Conclusion
Factors known to affect 25(OH)D metabolism predict 25(OH)D3 half-life, but these differed between countries. Country predicted 25(OH)D, probably as a proxy measure for UVB exposure and vitamin D supply. This study supports the use of 25(OH)D half-life to investigate vitamin D metabolism.
Methods
Plasma half-life of an oral tracer dose of deuterated-25(OH)D3 was measured in healthy men aged 24-39 years, resident in The Gambia, West Africa (n = 18) and in the UK during the winter (n = 18), countries that differ in calcium intake and vitamin D status. Plasma and urinary markers of vitamin D, calcium, phosphate and bone metabolism, nutrient intakes and anthropometry were measured.
Results
Normally distributed data are presented as mean (SD) and non-normal data as geometric mean (95% CI). Gambian compared to UK men had higher plasma concentrations of 25(OH)D (69 (13) vs. 29 (11) nmol/L; P < 0.0001); 1,25(OH)2D (181 (165, 197) vs. 120 (109, 132) pmol/L; P < 0.01); and parathyroid hormone (PTH) (50 (42, 60) vs. 33 (27, 39); P < 0.0001). There was no difference in 25(OH)D3 half-life (14.7 (3.5) days vs. 15.6 (2.5) days) between countries (P = 0.2).

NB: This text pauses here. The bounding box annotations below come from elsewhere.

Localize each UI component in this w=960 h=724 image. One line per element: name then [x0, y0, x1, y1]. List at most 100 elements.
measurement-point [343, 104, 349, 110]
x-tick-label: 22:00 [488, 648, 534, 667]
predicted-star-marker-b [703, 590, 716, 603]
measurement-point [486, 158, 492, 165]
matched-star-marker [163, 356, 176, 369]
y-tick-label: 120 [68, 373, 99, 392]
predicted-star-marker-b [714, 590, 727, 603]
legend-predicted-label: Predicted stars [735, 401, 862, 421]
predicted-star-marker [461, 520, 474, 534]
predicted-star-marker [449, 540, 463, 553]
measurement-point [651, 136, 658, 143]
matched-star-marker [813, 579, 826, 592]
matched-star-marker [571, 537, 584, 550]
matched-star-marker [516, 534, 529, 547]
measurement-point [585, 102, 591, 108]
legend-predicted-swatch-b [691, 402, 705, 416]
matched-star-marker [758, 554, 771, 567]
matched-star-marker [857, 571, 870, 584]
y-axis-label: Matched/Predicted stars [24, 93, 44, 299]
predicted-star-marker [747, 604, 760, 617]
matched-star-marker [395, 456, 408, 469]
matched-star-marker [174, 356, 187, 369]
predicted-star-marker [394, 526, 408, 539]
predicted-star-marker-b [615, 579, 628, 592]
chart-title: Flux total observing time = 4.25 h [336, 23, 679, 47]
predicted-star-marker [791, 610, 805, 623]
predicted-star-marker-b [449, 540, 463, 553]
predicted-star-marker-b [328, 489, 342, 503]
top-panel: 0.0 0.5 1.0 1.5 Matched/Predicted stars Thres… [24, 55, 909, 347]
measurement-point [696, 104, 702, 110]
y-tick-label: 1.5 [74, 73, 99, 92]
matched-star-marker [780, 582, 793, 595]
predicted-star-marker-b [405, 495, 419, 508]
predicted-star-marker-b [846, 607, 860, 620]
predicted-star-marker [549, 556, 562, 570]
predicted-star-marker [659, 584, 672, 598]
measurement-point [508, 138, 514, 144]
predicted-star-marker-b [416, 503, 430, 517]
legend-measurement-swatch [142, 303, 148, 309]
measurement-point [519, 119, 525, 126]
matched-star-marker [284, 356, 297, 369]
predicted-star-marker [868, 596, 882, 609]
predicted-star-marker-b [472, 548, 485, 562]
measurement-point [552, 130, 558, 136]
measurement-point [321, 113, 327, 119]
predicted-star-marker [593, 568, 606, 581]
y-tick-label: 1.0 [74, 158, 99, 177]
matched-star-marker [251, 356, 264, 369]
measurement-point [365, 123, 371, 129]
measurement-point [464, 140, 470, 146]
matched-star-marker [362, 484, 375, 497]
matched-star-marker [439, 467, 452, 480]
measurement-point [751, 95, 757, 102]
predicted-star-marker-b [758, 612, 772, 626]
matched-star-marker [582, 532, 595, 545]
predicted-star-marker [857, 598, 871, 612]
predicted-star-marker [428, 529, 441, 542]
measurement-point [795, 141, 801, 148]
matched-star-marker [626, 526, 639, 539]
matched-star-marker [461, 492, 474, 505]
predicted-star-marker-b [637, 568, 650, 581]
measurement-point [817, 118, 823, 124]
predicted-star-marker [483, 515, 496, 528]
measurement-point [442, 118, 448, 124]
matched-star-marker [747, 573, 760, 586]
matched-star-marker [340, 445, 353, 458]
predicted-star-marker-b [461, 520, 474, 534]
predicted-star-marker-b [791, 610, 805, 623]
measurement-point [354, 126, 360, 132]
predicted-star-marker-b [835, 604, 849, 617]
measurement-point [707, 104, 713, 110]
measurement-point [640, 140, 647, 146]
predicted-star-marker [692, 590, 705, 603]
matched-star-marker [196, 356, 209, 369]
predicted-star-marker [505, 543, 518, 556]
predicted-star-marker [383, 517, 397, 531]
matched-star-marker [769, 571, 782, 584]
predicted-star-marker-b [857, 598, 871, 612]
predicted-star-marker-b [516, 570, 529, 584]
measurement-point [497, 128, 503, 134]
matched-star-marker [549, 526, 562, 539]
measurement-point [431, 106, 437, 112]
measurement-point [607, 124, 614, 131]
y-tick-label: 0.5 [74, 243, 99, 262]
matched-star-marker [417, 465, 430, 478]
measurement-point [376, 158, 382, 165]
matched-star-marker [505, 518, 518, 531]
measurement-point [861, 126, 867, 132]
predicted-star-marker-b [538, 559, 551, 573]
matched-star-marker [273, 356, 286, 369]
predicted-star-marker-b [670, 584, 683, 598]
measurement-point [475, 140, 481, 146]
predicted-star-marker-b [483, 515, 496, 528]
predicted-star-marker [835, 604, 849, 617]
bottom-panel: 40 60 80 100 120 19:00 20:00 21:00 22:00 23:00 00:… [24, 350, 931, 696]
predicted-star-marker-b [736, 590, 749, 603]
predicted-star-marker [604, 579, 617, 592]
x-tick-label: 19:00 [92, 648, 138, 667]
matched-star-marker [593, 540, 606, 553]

In multivariate analyses, 25(OH)D, 1,25(OH)2D, vitamin D binding protein and albumin-adjusted calcium (Caalb) explained 79% of variance in 25(OH)D3 half-life in Gambians, but no significant predictors were found in UK participants. For the countries combined, Caalb, PTH and plasma phosphate explained 39 % of half-life variability. 1,25(OH)2D, weight, PTH and country explained 81% of variability in 25(OH)D concentration; however, country alone explained 74%.